Sous cette rubrique qui concerne les responsabilités de l’OPJ, la lenteur dans l’administration de la justice peut être observée sur plusieurs pratiques qui traduisent la corruption devant les offices des OPJ, note M. Jean-Claude, de son expérience de défenseur des droits de l’homme et de membre de la société civile. C’est notamment la majoration des frais de justice, le paiement des amendes sans quittance, le trafic d’influence, la manipulation des textes des lois et la mauvaise interprétation, voire des affaires civiles qui n’ont rien d’infractionnel, les ingérences politiques, etc.

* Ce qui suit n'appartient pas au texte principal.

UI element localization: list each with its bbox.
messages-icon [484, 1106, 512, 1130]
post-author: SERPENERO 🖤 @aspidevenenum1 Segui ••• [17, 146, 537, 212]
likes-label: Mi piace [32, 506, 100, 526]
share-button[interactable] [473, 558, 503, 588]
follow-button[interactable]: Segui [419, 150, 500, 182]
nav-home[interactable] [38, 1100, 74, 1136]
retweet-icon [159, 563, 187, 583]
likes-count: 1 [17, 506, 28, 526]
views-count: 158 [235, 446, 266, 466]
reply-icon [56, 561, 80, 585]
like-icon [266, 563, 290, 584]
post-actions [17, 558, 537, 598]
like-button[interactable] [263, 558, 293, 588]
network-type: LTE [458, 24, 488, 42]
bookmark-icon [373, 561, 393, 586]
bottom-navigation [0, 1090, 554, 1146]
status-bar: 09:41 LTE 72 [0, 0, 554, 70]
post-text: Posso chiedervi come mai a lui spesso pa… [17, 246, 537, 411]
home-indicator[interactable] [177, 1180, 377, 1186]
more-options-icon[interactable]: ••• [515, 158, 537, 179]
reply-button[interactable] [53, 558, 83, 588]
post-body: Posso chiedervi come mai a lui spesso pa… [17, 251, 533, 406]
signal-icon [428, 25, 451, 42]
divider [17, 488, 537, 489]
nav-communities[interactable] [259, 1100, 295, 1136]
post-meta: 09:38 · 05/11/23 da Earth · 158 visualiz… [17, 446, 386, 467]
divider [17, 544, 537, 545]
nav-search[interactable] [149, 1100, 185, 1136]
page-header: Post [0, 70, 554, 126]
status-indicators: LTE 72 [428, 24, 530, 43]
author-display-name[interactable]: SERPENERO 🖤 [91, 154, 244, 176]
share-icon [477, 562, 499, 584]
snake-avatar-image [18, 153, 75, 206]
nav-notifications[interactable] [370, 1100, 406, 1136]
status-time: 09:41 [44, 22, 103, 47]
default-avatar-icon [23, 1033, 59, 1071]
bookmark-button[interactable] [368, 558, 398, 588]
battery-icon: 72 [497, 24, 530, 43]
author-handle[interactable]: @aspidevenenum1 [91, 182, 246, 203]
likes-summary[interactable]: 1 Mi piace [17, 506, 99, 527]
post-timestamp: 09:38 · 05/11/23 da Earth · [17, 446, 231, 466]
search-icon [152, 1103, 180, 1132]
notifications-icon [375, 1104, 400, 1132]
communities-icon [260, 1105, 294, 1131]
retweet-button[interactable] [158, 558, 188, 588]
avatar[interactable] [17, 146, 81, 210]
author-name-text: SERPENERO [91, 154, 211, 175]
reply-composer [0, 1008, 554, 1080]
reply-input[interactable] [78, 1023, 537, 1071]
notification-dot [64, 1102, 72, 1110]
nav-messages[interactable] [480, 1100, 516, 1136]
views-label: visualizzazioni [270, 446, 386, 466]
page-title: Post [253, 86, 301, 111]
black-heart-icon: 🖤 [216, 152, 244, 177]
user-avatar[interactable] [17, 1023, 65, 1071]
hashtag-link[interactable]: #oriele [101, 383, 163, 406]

Jean-Félix conclut la réflexion : « Introduire une cause devant le tribunal se fait très vite, mais, à ce stade, le plaideur n’est nulle part : il doit solliciter des fixations après mise en état des dossiers en vue de les plaider. C’est là que tout se dégrade, le temps passe et tant d’affaires sommeillent des mois durant, des semestres et parfois des années avant d’être prises en considération en audience publique. Même alors, il arrive que les juges reportent les causes à plus ou moins lointaine échéance pour un motif ou un autre, parfois futile, avant de décider et, lorsqu’ils les mettent en délibéré, de prendre tout leur temps avant de se prononcer. On dirait quelquefois que le temps n’a point de prise sur eux. On pourrait même croire aussi qu’ils en oublient de juger des causes entendues en semaines, sinon des mois, parfois plus d’un an après les débats !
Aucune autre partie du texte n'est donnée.